When delivered as an in-house program, this course is fully customizable to meet the specific needs of an organization, department or employees' functional responsibility.

Learning Objectives

Upon completion, attendees will be able to:

• Identify and define the principles and requirements for GCPs.
• Define the basic roles and responsibilities of sponsor, monitor, investigators and FDA.
• Understand how GCPs can impact clinical research progress and ensure their implementation.
• Clearly put into practice the regulatory, source documentation and record-keeping requirements for clinical trials.
• Ensure that their data and supporting documentation are accurate and presentable for inspection.
• Comply with 'Informed Consent' and 'Human Subject Protection' requirements.
• Detect and prevent fraud and misconduct in clinical trials.
• Manage a FDA GCP inspection.

Training Focus

This training course provides a solid understanding of GCP requirements and clinical quality assurance overviews for clinical trials. Attendees will gain experience in proven techniques for detecting, correcting and preventing clinical study deficiencies at domestic and international clinical sites. This course teaches participants how to ensure that their data and supporting documentation are completely accurate, factual and in the appropriate format for regulatory authorities.
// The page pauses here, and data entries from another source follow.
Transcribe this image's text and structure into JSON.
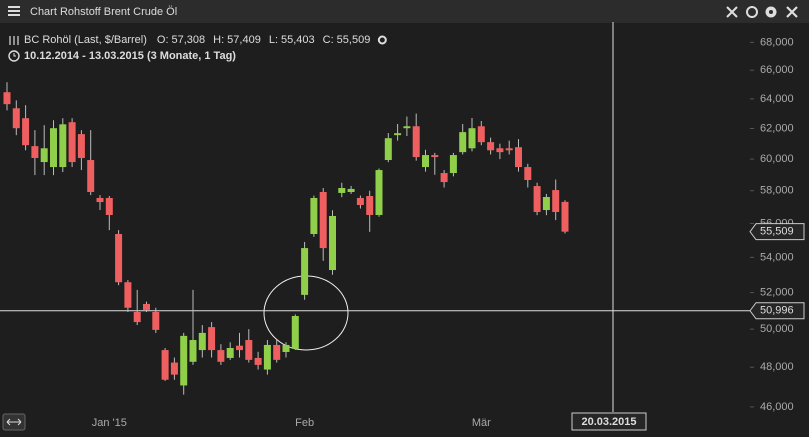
{
  "header": {
    "title": "Chart Rohstoff Brent Crude Öl"
  },
  "chart_data": {
    "type": "candlestick",
    "subtitle": "10.12.2014 - 13.03.2015 (3 Monate, 1 Tag)",
    "log_scale": true,
    "grid": false,
    "up_color": "#8fcf4a",
    "down_color": "#ef5f5f",
    "categories": [
      null,
      null,
      null,
      null,
      null,
      null,
      null,
      null,
      null,
      null,
      null,
      "Jan '15",
      null,
      null,
      null,
      null,
      null,
      null,
      null,
      null,
      null,
      null,
      null,
      null,
      null,
      null,
      null,
      null,
      null,
      null,
      null,
      null,
      "Feb",
      null,
      null,
      null,
      null,
      null,
      null,
      null,
      null,
      null,
      null,
      null,
      null,
      null,
      null,
      null,
      null,
      null,
      null,
      "Mär",
      null,
      null,
      null,
      null,
      null,
      null,
      null,
      null,
      null
    ],
    "series": [
      {
        "name": "BC Rohöl (Last, $/Barrel)",
        "open": [
          64.46,
          63.36,
          62.69,
          60.84,
          59.81,
          59.49,
          59.49,
          62.42,
          61.63,
          59.94,
          57.55,
          57.55,
          55.37,
          52.58,
          50.93,
          51.37,
          50.93,
          48.89,
          48.24,
          47.07,
          48.28,
          48.89,
          50.11,
          48.89,
          48.48,
          49.12,
          49.42,
          48.48,
          47.88,
          49.16,
          48.79,
          48.96,
          51.87,
          55.37,
          57.92,
          53.27,
          57.86,
          57.92,
          57.55,
          57.67,
          56.51,
          59.94,
          61.56,
          62.02,
          62.15,
          59.49,
          60.26,
          59.11,
          59.11,
          60.45,
          60.7,
          62.15,
          61.1,
          60.7,
          60.7,
          60.77,
          59.49,
          58.29,
          56.81,
          58.04,
          57.308
        ],
        "high": [
          65.15,
          63.9,
          63.57,
          61.89,
          62.22,
          62.55,
          62.69,
          62.69,
          61.89,
          61.89,
          57.73,
          57.67,
          55.6,
          52.7,
          52.15,
          51.5,
          51.16,
          49.0,
          48.5,
          49.8,
          52.15,
          50.22,
          50.38,
          49.2,
          49.3,
          49.8,
          50.0,
          48.8,
          49.42,
          49.42,
          49.3,
          50.8,
          54.9,
          57.7,
          58.17,
          56.8,
          58.5,
          58.3,
          57.7,
          58.0,
          59.4,
          61.7,
          62.3,
          62.8,
          63.0,
          60.6,
          60.4,
          59.3,
          60.4,
          62.3,
          62.7,
          62.5,
          61.4,
          61.0,
          61.2,
          61.3,
          59.7,
          58.5,
          57.8,
          58.7,
          57.409
        ],
        "low": [
          63.22,
          61.56,
          60.57,
          58.98,
          58.98,
          58.98,
          59.17,
          59.49,
          59.3,
          57.73,
          56.81,
          55.6,
          52.41,
          50.93,
          50.22,
          50.93,
          49.8,
          47.3,
          47.36,
          46.61,
          48.12,
          48.5,
          48.5,
          48.12,
          48.38,
          48.5,
          48.24,
          47.88,
          47.62,
          48.24,
          48.5,
          48.9,
          51.6,
          55.2,
          53.8,
          53.0,
          57.6,
          57.8,
          56.9,
          55.5,
          56.4,
          59.8,
          61.2,
          61.5,
          59.9,
          59.2,
          59.0,
          58.2,
          58.9,
          60.3,
          60.5,
          60.9,
          60.3,
          60.0,
          60.3,
          59.2,
          58.2,
          56.5,
          56.5,
          56.2,
          55.403
        ],
        "close": [
          63.64,
          62.02,
          60.9,
          60.07,
          60.7,
          62.02,
          62.28,
          59.81,
          60.07,
          57.92,
          57.3,
          56.51,
          52.58,
          51.16,
          50.38,
          51.04,
          49.96,
          47.36,
          47.62,
          49.64,
          49.42,
          49.8,
          48.89,
          48.28,
          49.0,
          48.89,
          48.38,
          48.12,
          49.16,
          48.38,
          49.16,
          50.71,
          54.54,
          57.55,
          54.54,
          56.45,
          58.17,
          58.11,
          57.12,
          56.51,
          59.3,
          61.36,
          61.69,
          62.15,
          60.13,
          60.26,
          60.13,
          58.54,
          60.26,
          61.76,
          62.02,
          61.1,
          60.57,
          60.45,
          60.57,
          59.49,
          58.67,
          56.69,
          57.61,
          56.69,
          55.509
        ]
      }
    ],
    "readout": [
      {
        "key": "O:",
        "label": "57,308"
      },
      {
        "key": "H:",
        "label": "57,409"
      },
      {
        "key": "L:",
        "label": "55,403"
      },
      {
        "key": "C:",
        "label": "55,509"
      }
    ],
    "ylim": [
      45.75,
      69.5
    ],
    "yticks": [
      {
        "value": 46,
        "label": "46,000"
      },
      {
        "value": 48,
        "label": "48,000"
      },
      {
        "value": 50,
        "label": "50,000"
      },
      {
        "value": 52,
        "label": "52,000"
      },
      {
        "value": 54,
        "label": "54,000"
      },
      {
        "value": 56,
        "label": "56,000"
      },
      {
        "value": 58,
        "label": "58,000"
      },
      {
        "value": 60,
        "label": "60,000"
      },
      {
        "value": 62,
        "label": "62,000"
      },
      {
        "value": 64,
        "label": "64,000"
      },
      {
        "value": 66,
        "label": "66,000"
      },
      {
        "value": 68,
        "label": "68,000"
      }
    ],
    "last_price": {
      "value": 55.509,
      "label": "55,509"
    },
    "crosshair": {
      "y": {
        "value": 50.996,
        "label": "50,996"
      },
      "x_label": "20.03.2015"
    }
  }
}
Included in the course work are practical examples and a roadmap for evaluating SOPs, consent forms, investigator brochures and source documents through presentations and interactive case studies.

About Your Expert Trainer and Certificate

Our expert trainers are joining us from the USA and/or Europe who are all highly qualified professionals referenced internationally. Upon the completion of the training, certificate of attendance and accreditation will be issued in the name of participant.